Bourdillon is known for his poetry, and in particular, for the single short poem "The Night Has a Thousand Eyes". He had numerous collections published:

- Among The Flowers, And Other Poems (1878, 1883)
- Ailes d'alouette (1890)
- A Lost God (1891)
- Love Lies Bleeding (1891)
- Love in a Mist (1892)
- Sursum corda (1893)
- Chryseis (1894)
- Minuscula: lyrics of nature, art and love (1897, from three volumes of verse published anonymously at Oxford in 1891, 1892, and 1894)

Other works were Gerard and Isabel: a Romance in Form of Cantefable (1921) and also Preludes and Romances (1908).

In 1896, Bourdillon published Nephelé, a romantic novel.

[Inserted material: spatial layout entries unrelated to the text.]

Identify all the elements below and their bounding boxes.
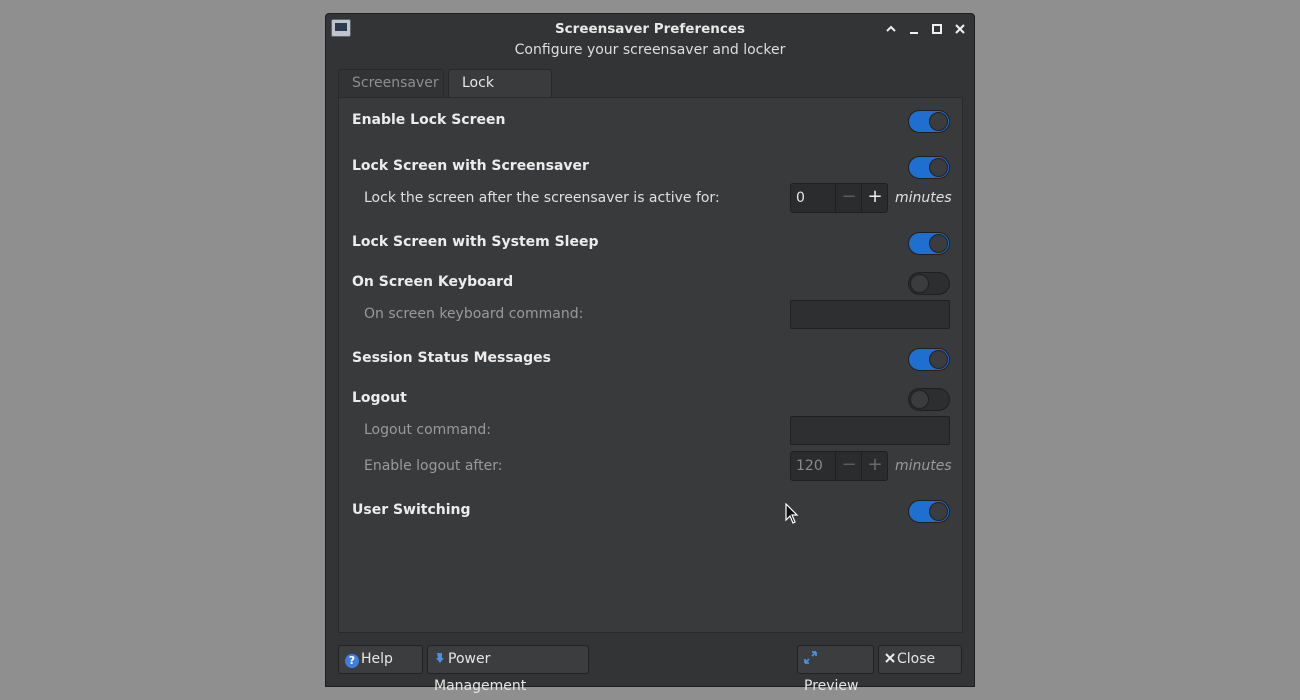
titlebar[interactable]: Screensaver Preferences Configure your s…	[326, 14, 974, 64]
power-arrow-icon	[434, 646, 446, 673]
on-screen-keyboard-label: On Screen Keyboard	[352, 274, 514, 290]
preview-label: Preview	[804, 678, 859, 694]
lock-with-sleep-label: Lock Screen with System Sleep	[352, 234, 599, 250]
lock-with-screensaver-switch[interactable]	[908, 156, 950, 179]
switch-knob	[910, 274, 929, 293]
logout-switch[interactable]	[908, 388, 950, 411]
decrement-button[interactable]: −	[835, 452, 862, 480]
logout-after-label: Enable logout after:	[364, 458, 503, 474]
lock-after-value[interactable]: 0	[791, 184, 835, 212]
power-management-button[interactable]: Power Management	[427, 645, 589, 694]
logout-label: Logout	[352, 390, 407, 406]
enable-lock-screen-switch[interactable]	[908, 110, 950, 133]
switch-knob	[929, 502, 948, 521]
lock-with-sleep-switch[interactable]	[908, 232, 950, 255]
window-title: Screensaver Preferences	[554, 21, 746, 37]
on-screen-keyboard-switch[interactable]	[908, 272, 950, 295]
switch-knob	[929, 234, 948, 253]
lock-after-unit: minutes	[895, 190, 952, 206]
logout-after-spinner[interactable]: 120 − +	[790, 451, 888, 481]
logout-after-unit: minutes	[895, 458, 952, 474]
logout-command-label: Logout command:	[364, 422, 491, 438]
maximize-icon[interactable]	[928, 20, 946, 38]
help-icon: ?	[345, 654, 359, 668]
close-x-icon	[885, 646, 895, 673]
close-button[interactable]: Close	[878, 645, 962, 674]
lock-with-screensaver-label: Lock Screen with Screensaver	[352, 158, 589, 174]
osk-command-field[interactable]	[790, 300, 950, 329]
session-status-switch[interactable]	[908, 348, 950, 371]
tab-screensaver[interactable]: Screensaver	[338, 69, 444, 98]
lock-screen-panel: Enable Lock Screen Lock Screen with Scre…	[338, 97, 963, 633]
power-management-label: Power Management	[434, 651, 527, 694]
preview-button[interactable]: Preview	[797, 645, 874, 694]
lock-after-spinner[interactable]: 0 − +	[790, 183, 888, 213]
switch-knob	[910, 390, 929, 409]
preferences-window: Screensaver Preferences Configure your s…	[325, 13, 975, 694]
window-subtitle: Configure your screensaver and locker	[514, 42, 786, 58]
minimize-icon[interactable]	[905, 20, 923, 38]
osk-command-label: On screen keyboard command:	[364, 306, 584, 322]
logout-after-value[interactable]: 120	[791, 452, 835, 480]
session-status-label: Session Status Messages	[352, 350, 551, 366]
help-button[interactable]: ? Help	[338, 645, 423, 674]
close-label: Close	[897, 651, 936, 667]
increment-button[interactable]: +	[861, 184, 888, 212]
increment-button[interactable]: +	[861, 452, 888, 480]
user-switching-switch[interactable]	[908, 500, 950, 523]
help-label: Help	[361, 651, 393, 667]
logout-command-field[interactable]	[790, 416, 950, 445]
switch-knob	[929, 350, 948, 369]
switch-knob	[929, 158, 948, 177]
chevron-up-icon[interactable]	[882, 20, 900, 38]
fullscreen-icon	[804, 646, 817, 673]
lock-after-label: Lock the screen after the screensaver is…	[364, 190, 720, 206]
decrement-button[interactable]: −	[835, 184, 862, 212]
switch-knob	[929, 112, 948, 131]
user-switching-label: User Switching	[352, 502, 471, 518]
close-icon[interactable]	[951, 20, 969, 38]
tab-lock-screen[interactable]: Lock Screen	[448, 69, 552, 118]
enable-lock-screen-label: Enable Lock Screen	[352, 112, 506, 128]
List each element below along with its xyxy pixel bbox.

He translated Aucassin et Nicolette as Aucassin and Nicolet (1887), and he wrote the scholarly The Early Editions of the Roman de la Rose (1906), as well as Russia Reborn (1917). and various essays which the Religious Tract Society published.

==Family==
Bourdillon married Agnes Smyth, and they lived at Buddington, near Midhurst. They had three children, including the World War I pilot and later medical researcher Robert Benedict Bourdillon (1889–1971). The mountaineer Tom Bourdillon (1924–1956) was a grandson.